[caption id="attachment_366920" align="alignleft" width="480" caption="Yusak Pejuang muda"][/caption]
Jarak tidak pernah menjadi kendala bagi siapapun untuk mencapai cita-cita hidup. Rasa rindu terhadap orang tua, keluarga, dan kampung tercinta seolah menjadi cambuk tajam untuk selalu berusaha melakukan hal yang terbaik dalam mencapai cita-cita. Begitu pula yang dialami Yusak Irenius Tigi, seorang mahasiswa Program Pendidikan Bahasa dan Sastra Indonesia 2013. Yusak, nama panggilan yang biasanya diberikan oleh teman-teman dan para kenalan lain mengaku senang dapat belajar di Universitas Negeri Semarang. Dia datang dari Daerah Ekemanida, Kabupaten Dogiyai, Provinsi Papua untuk belajar di Universitas Negeri Semarang. Tempat asalnya memang jauh, namun semangat belajar Yusak terlihat jelas kala dia mampu beradaptasi dengan lingkungan, budaya, dan norma di Semarang. Yusak tidak pernah mengeluh dengan status barunya itu.
Putra dari pasangan Bapak Isaias Tigi dan Ibu Yulita Dogomo ini mendapatkan Beasiswa Afirmasi Program UP4B (Unit-unit Percepatan Pembangunan Papua dan Papua Barat) berkat prestasinya selama belajar di SMA. Yusak adalah putra kedua dari delapan bersaudara. Dia mengatakan bahwa ia sangat beruntung karena bisa melanjutkan pendidikan ke perguruan tinggi dengan beasiswa prestasi yang diperoleh melalui usulan dari Bapaknya. Sebagai seorang Guru di Papua, Bapak Isais sangat aktif dalam mengajar di sekolah maupun mengajar putra-putranya di rumah.
“Saya ingin menjadi seorang Guru, Sastrawan, atau Wartawan” ujar Yusak dengan logat khas Papuanya saat ditanya mengenai cita-cita. Yusak adalah sosok yang unik bagi para teman di kampus. Gaya bahasa dan logat Papua menjadi hal yang menarik ketika berbincang-bincang dengan Yusak. Teman-teman di kampus selalu dibuat penasaran dengan cerita kultur maupun lingkungan Papua. Yusak juga seorang yang ramah dan senang menceritakan pengalaman hidup serta kultur Papua.

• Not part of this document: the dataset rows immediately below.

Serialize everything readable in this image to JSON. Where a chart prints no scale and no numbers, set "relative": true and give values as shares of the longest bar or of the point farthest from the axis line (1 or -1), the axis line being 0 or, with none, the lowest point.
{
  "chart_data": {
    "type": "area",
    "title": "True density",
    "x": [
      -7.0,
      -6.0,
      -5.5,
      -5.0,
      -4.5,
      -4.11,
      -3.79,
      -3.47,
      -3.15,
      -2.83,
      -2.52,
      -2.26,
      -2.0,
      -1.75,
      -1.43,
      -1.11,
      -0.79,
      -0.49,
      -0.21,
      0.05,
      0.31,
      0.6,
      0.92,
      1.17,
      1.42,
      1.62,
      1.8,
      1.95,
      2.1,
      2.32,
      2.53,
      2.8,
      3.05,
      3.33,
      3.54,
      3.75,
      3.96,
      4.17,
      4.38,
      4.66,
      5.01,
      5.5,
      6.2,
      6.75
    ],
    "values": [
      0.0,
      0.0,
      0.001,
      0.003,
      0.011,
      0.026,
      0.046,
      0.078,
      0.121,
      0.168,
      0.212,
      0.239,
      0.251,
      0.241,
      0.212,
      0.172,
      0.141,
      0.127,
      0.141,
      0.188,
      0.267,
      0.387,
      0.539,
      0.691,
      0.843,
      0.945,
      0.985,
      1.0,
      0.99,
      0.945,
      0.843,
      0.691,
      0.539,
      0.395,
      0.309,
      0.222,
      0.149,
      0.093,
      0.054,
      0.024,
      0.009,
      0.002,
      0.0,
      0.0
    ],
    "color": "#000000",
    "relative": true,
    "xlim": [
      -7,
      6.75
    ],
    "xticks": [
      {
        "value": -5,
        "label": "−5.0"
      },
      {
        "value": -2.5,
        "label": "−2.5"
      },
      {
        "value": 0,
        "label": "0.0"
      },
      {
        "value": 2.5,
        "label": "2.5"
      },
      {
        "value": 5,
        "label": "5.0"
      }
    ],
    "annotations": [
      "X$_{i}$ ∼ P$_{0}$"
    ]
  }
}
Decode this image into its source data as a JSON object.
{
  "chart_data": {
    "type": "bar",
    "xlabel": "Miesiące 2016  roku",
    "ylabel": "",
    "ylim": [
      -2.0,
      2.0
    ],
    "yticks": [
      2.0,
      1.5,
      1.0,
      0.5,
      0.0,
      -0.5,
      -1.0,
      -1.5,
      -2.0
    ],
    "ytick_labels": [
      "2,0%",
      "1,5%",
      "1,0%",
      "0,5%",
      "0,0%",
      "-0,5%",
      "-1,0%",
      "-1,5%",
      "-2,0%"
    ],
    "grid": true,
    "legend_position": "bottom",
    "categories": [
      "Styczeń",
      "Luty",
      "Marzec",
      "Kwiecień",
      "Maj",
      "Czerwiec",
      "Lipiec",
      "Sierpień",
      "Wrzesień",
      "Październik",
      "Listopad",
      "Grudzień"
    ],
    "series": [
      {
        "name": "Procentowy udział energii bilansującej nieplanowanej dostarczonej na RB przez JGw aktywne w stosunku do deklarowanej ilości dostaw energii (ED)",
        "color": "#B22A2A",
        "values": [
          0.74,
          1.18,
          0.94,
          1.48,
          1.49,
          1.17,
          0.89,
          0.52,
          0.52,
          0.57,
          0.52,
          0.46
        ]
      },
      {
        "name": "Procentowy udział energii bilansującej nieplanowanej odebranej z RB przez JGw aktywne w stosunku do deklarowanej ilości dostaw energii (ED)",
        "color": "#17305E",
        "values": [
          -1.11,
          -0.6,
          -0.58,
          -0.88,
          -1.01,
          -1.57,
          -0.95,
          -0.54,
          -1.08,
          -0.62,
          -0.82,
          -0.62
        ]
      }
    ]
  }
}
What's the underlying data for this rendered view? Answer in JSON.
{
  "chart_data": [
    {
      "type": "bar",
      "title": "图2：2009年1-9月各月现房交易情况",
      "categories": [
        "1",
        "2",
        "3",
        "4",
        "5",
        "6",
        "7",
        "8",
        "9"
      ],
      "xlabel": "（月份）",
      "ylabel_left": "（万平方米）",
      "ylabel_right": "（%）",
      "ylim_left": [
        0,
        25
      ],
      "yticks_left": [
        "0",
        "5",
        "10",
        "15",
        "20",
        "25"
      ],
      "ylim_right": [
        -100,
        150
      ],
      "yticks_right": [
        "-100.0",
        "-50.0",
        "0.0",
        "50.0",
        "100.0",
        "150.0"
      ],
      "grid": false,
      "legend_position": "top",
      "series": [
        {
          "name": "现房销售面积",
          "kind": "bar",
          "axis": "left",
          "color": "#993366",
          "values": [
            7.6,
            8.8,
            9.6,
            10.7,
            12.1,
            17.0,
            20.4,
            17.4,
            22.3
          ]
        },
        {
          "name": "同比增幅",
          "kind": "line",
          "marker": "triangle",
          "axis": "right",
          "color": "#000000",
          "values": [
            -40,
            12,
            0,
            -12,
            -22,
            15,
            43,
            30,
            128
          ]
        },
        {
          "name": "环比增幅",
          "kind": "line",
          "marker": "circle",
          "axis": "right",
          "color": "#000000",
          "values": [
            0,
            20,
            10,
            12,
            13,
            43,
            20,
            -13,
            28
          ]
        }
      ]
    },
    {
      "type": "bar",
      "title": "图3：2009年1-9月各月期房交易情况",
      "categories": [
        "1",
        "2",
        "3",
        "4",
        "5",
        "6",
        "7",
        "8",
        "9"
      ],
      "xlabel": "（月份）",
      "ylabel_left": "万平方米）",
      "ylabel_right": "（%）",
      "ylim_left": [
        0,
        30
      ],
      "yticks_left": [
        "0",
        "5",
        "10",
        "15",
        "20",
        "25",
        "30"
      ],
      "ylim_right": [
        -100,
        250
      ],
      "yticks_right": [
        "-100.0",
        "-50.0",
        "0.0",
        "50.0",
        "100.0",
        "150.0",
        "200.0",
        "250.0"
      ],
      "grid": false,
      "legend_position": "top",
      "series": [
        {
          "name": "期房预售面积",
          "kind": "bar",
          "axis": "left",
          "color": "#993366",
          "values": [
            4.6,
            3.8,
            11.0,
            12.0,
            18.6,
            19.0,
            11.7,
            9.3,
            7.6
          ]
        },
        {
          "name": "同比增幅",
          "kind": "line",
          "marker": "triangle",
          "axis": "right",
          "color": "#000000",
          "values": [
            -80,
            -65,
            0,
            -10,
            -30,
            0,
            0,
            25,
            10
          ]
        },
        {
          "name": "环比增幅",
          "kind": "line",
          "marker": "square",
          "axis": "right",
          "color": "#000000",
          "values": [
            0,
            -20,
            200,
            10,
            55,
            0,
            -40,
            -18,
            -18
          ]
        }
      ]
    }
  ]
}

Ada satu cerita menarik yang disampaikan Yusak kepada saya. Dulu, Yusak dilahirkan oleh Ibunya di ladang. Keluarga Yusak memiliki ladang yang letaknya cukup jauh dari rumah. Selain jauh, transportasi di sana juga sangat sulit karena daerah tersebut tergolong masih sepi penduduk. Saat Ibu Yulita sedang berada di ladang untuk mengambil beberapa hasil panen, dia mengalami sakit perut yang luar biasa. Beruntunglah ada warga yang melihat Ibu Yulita sedang kesakitan sehingga dapat menolong dengan segera. Sakit perut yang diderita Ibu Yulita sebagai akibat usia kandungannya yang sudah cukup untuk melahirkan. Kondisi saat itu sangat menyulitkan proses persalinan Yusak. Hujan yang melanda daerah Papua memaksa Ibu Yulita melakukan persalinan di ladang miliknya. Berkat bantuan warga dan peralatan seadanya Yusak pun lahir dengan lancar. Setelah itu Yusak dimandikan. Tidak ada kekhawatiran sedikitpun saat itu. Inilah bukti kekebalan tubuh masyarakat Papua terhadap lingkungan sangat besar. Masyarakat Papua terkenal keras dan kuat, seperti Ibu Yulita setelah selesai melakukan proses persalinan, dia kembali ke rumahnya yang cukup jauh dengan berjalan kaki. Yusak yang baru saja lahir dibawa pulang dengan cara ditutup daun-daun besar sebagai payung.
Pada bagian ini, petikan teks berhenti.